Atau pernahkah kalian terbangun karena mimpi buruk?
Jam menunjukkan masih pukul 02.00 pagi saat kalian membuka layar handphone kalian. Dan berpikir, waktu subuh masih lama.
Tahukah kalian, bahwa itu semua tidak hanya sekedar rutinitas metabolisme tubuh saja. Atau bunga tidur yang bisa kita abaikan begitu saja. Itu merupakan kode rahasia, yang hanya orang-orang tertentu saja mau mengambilnya. Sebagian besar, mengabaikannya. Cara mengabaikannya pun bermacam-macam. Ada yang memilih tidur lagi, ada pula yang melanjutkan dengan aktivitas yang kurang bermanfaat. Seperti menonton tv misalnya. Padahal, waktu saat kalian terbangun sebelum subuh di saat pagi mulai merangkak naik, adalah waktu mustajab. Diangkatnya doa-doa dan harapan-harapan manusia yang tenggelam dalam sujudnya.
Waktu tahajud, merupakan saat yang tepat bagi kita untuk bermunajat kepada Allah. Menumpahkan semua keluh kesah menjalani kehidupan. Mengurai benang-benang kusut problematik kehidupan dihadapan Rabb Semesta Alam. Disaat semua orang terlelap dalam mimpi-mimpinya. Frekuensi doa kian sedikit, semakin kuatlah frekuensi doa kita diijabah.

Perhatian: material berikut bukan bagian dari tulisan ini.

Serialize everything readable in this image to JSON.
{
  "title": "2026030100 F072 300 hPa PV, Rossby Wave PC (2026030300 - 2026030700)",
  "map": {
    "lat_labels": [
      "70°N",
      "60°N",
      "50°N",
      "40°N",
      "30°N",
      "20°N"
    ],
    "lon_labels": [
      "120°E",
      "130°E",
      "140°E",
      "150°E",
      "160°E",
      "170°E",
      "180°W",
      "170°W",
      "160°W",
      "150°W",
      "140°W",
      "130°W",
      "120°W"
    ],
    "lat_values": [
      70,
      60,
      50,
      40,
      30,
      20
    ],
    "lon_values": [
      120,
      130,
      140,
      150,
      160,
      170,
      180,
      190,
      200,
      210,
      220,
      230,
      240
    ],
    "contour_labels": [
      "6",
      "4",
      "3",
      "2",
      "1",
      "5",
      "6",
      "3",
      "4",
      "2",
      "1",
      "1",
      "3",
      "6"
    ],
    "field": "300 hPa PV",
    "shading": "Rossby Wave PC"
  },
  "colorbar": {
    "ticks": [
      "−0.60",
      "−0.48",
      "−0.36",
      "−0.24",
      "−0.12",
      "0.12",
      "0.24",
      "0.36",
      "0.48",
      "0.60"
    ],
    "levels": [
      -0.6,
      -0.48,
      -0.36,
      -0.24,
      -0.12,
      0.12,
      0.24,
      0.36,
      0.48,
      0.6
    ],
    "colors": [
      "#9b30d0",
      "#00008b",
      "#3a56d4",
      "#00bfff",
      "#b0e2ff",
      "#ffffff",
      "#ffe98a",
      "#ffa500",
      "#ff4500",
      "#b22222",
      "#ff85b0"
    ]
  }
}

Rasulullah saw. bersabda: “Apabila tersisa sepertiga dari malam hari Allah ‘Azza wa Jalla turun ke langit bumi dan berfirman, ‘Adakah orang yang berdoa kepada-Ku akan Kukabulkan? Adakah orang yang beristigfar kepada-Ku akan Kuampuni dosa-dosanya? Adakah orang yang mohon rezeki kepada-Ku akan Kuberinya rezeki? Adakah orang yang mohon dibebaskan dari kesulitan yang dialaminya akan Kuatasi kesulitan-kesulitannya?’ Yang demikian (berlaku) sampai tiba waktu fajar (subuh).” (HR. Ahmad)

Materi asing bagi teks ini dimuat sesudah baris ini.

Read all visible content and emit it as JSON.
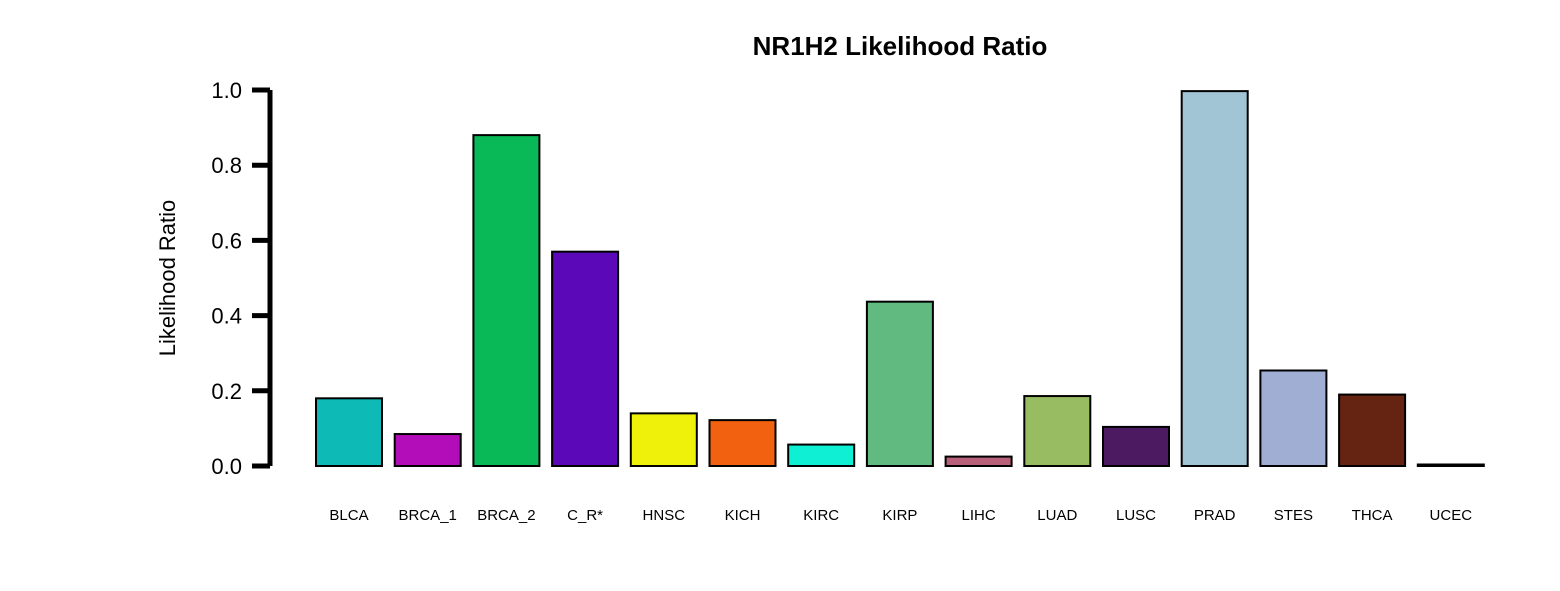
{
  "chart_data": {
    "type": "bar",
    "title": "NR1H2 Likelihood Ratio",
    "xlabel": "",
    "ylabel": "Likelihood Ratio",
    "ylim": [
      0,
      1.0
    ],
    "yticks": [
      "0.0",
      "0.2",
      "0.4",
      "0.6",
      "0.8",
      "1.0"
    ],
    "categories": [
      "BLCA",
      "BRCA_1",
      "BRCA_2",
      "C_R*",
      "HNSC",
      "KICH",
      "KIRC",
      "KIRP",
      "LIHC",
      "LUAD",
      "LUSC",
      "PRAD",
      "STES",
      "THCA",
      "UCEC"
    ],
    "values": [
      0.18,
      0.085,
      0.88,
      0.57,
      0.14,
      0.122,
      0.057,
      0.437,
      0.025,
      0.186,
      0.104,
      0.997,
      0.254,
      0.19,
      0.004
    ],
    "colors": [
      "#0dbab6",
      "#b20db9",
      "#09b957",
      "#5b09b8",
      "#eff10b",
      "#f2610f",
      "#0fefd4",
      "#61ba80",
      "#b86079",
      "#97bc61",
      "#4b1a60",
      "#a1c5d4",
      "#a1aed4",
      "#652312",
      "#0d0d2b"
    ],
    "grid": false,
    "legend": "none"
  }
}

Kode ini terlalu berharga untuk kita lewatkan. Terlampau sombong jika kita abaikan. Tentu ini menjadi pengingat bagi penulis khususnya, bagaimana mungkin saat kode-kode itu menghampiri kita, sedang kita abai untuk menyambutnya. Bayangkan ketika kalian bertamu dirumah seseorang yang jauh tapi sang tuan rumah tak menyuguhkan seteguk air pun. Bahkan ketika kalian sudah menyindirnya dengan kode-kode sekali pun. “Hari ini panas ya, jadi kering tenggorokan”, “Eheeem.. hauuuss”. Dan dia masih dengan wajah tanpa dosa tersenyum-senyum tak mengerti. Tentu kesal.

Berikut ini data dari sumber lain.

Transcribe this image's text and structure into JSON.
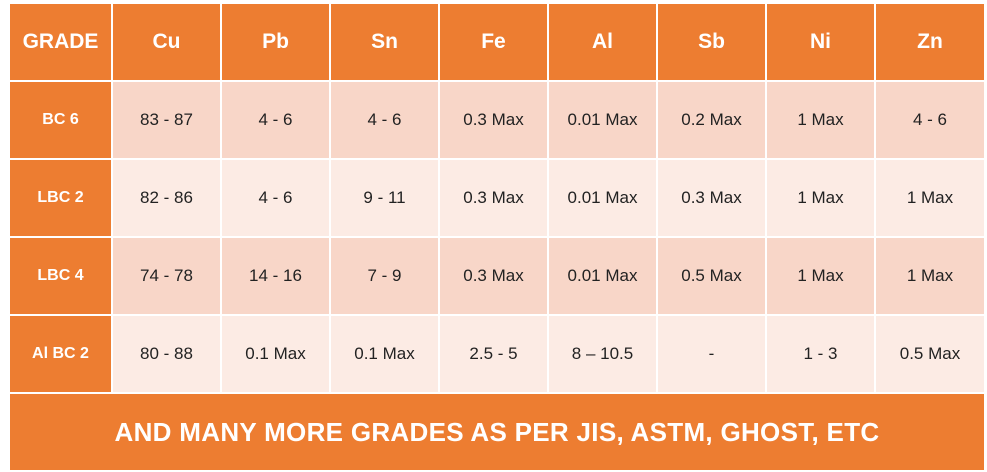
{
  "table": {
    "headers": [
      "GRADE",
      "Cu",
      "Pb",
      "Sn",
      "Fe",
      "Al",
      "Sb",
      "Ni",
      "Zn"
    ],
    "rows": [
      {
        "grade": "BC 6",
        "cells": [
          "83 - 87",
          "4 - 6",
          "4 - 6",
          "0.3 Max",
          "0.01 Max",
          "0.2 Max",
          "1 Max",
          "4 - 6"
        ]
      },
      {
        "grade": "LBC 2",
        "cells": [
          "82 - 86",
          "4 - 6",
          "9 - 11",
          "0.3 Max",
          "0.01 Max",
          "0.3 Max",
          "1 Max",
          "1 Max"
        ]
      },
      {
        "grade": "LBC 4",
        "cells": [
          "74 - 78",
          "14 - 16",
          "7 - 9",
          "0.3 Max",
          "0.01 Max",
          "0.5 Max",
          "1 Max",
          "1 Max"
        ]
      },
      {
        "grade": "Al BC 2",
        "cells": [
          "80 - 88",
          "0.1 Max",
          "0.1 Max",
          "2.5 - 5",
          "8 – 10.5",
          "-",
          "1 - 3",
          "0.5 Max"
        ]
      }
    ],
    "footer": "AND MANY MORE GRADES AS PER JIS, ASTM, GHOST, ETC"
  },
  "colors": {
    "header_bg": "#ed7d31",
    "row_dark": "#f8d6c8",
    "row_light": "#fcebe4",
    "header_text": "#ffffff"
  }
}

Atau coba kalian tanyakan kepada ibu kalian ketika mengandung kalian. Orang hamil tahu bagaimana kesalnya ketika menginginkan sesuatu, sebutnya saja ‘ngidam’. Dan sang suami tak peka dengan apa yang diinginkan, disitulah muncul rasa kesal. Tentu Allah tidak bisa disamakan dengan makhluk-Nya. Ada jutaan kasih sayang dan ampunan untuk makhluk-Nya. Dan barangkali ada jutaan kesempatan diberikan untuk menutup kesempatan yang telah disia-siakan makhluk-Nya. Hanya jika kita sebagai manusia bisa begitu kesal, mengapa kita tidak menyambut kesempatan yang telah Allah berikan itu?
Bukan untuk Allah kita bersujud di sepertiga malam. Bahkan Allah tak membutuhkan semua ibadah-ibadah kita. Allah sudah terlampau mulia untuk itu. Tapi, siapa kita sampai berani mengabaikan-Nya? Kita yang butuh, karena kitalah yang makhluk.
“Aku tidak menciptakan jin dan manusia melainkan supaya mereka menyembah-Ku (saja). Aku tidak menghendaki rezeki sedikitpun dari mereka dan Aku tidak menghendaki supaya mereka memberi-Ku makan. Sesungguhnya Allah Dialah Maha Pemberi rezeki Yang mempunyai Kekuatan lagi Sangat Kokoh” (QS. Adz Dzariat: 56-58)
Ditulis oleh GA.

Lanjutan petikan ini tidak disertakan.